Stern had a secret he kept during this time; he could speak fluent German. While prisoners were asked if they spoke German (and in some cases German speaking prisoners would be used for clerical or other duties more appealing than slave labor), Stern kept quiet. He thought that being able to understand what his captors were saying without them realizing might be helpful. And while it didn’t ever materialize into an escape plan, it did help him survive and allowed him to understand Master Sergeant Roddie Edmond’s courage.
The US Army has guidelines for captured soldiers. These guidelines encourage soldiers to find ways to survive and escape if possible but place extra responsibility on ranking officers. In the event of capture, officers were expected to resist the enemy in anyway possible while safeguarding the care and lives of the men to the best of their ability. Master Sergeant Roddie Edmonds rose to this challenge and then some. He became a leader to the men, a source of stability and strength in an oppressive situation. Respected by the men and able to speak German, he became their voice when the Germans demanded something.

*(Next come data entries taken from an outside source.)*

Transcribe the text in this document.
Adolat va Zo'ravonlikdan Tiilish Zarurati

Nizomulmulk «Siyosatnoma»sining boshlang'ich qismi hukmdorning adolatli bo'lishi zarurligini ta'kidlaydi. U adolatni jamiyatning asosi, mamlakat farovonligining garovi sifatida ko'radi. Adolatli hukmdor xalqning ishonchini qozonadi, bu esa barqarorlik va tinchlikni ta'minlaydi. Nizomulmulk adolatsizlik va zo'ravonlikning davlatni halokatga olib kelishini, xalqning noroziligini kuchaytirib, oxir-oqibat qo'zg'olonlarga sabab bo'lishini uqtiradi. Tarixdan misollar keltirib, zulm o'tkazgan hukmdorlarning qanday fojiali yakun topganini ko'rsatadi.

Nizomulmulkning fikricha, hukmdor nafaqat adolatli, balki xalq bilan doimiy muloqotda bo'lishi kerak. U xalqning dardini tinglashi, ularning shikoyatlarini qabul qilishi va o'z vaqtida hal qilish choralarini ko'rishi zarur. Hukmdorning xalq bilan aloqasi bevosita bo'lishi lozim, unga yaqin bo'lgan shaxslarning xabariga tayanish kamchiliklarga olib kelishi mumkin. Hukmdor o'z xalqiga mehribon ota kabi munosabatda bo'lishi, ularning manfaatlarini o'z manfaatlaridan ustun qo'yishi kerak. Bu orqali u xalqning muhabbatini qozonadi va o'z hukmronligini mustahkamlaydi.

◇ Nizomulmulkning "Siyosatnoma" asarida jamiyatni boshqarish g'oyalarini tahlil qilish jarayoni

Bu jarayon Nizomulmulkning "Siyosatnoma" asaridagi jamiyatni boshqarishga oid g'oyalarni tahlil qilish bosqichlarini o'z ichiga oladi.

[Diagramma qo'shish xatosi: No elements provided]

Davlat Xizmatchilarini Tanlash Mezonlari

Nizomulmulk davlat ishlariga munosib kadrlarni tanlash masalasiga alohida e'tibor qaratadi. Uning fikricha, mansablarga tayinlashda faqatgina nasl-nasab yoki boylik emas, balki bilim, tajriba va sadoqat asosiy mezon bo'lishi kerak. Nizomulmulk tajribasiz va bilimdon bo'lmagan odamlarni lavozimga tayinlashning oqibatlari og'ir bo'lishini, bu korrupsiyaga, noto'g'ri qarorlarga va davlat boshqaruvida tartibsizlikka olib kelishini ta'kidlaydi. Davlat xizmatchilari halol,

After a few weeks, the Germans ordered all Jewish POWs to report in the morning. Everyone knew what that meant. They were preparing to either exterminate the Jewish population of the camp, or transfer them to an even worse slave camp where they would be worked to death. Edmonds organized their resistance.
In the morning, almost 1000 servicemen, Jew and non-Jew alike arranged in formation in front of the camp barracks, Edmonds leading at the front to report. The German officer in charge saw this and reeled on Edmonds "they cannot all be Jews!”
"We are all Jews” Edmond replied in a flat even tone.
Even when the officer drew his pistol and put it in Edmonds face his resolve didn’t break. He spoke in slow, careful German "According to the Geneva Convention, we have to give only our name, rank, and serial number. If you shoot me, you will have to shoot all of us, and after the war you will be tried for war crimes.”
Understand what Edmonds was doing here. He was openly defying the commander of the prison camp, making himself and all of his men a target in order to save his Jewish brothers-in-arms. It is one thing to find courage in a battle, to risk your life in the heat of combat. It’s another to willfully and intentionally put your own life on the line to save another’s. Especially when you are confronted with unimaginable cruelties on a daily basis and know that every single one of those cruelties could and likely would be used against you as punishment for taking a stand. But Edmonds didn’t flinch. He didn’t make excuses, he didn’t shirk, he knew what the right thing was in the moment and stuck with it. The courage of a good man.
Miraculously, rather than make an example of him, the German officer gave up and left the group. No punishment, collective or personally to Edmonds followed. Of the 1000 servicemen who lined up that day, more than 150 of them were Jewish, and they all owed their lives to the courage Edmonds and their fellow non-Jewish comrades for shielding them with their own lives. Incredible bravery in their darkest moment.
More than 70 years later, Stern would say he could still recall the words Edmonds used to save his life and the life of every Jew in the camp. "We are all Jews.”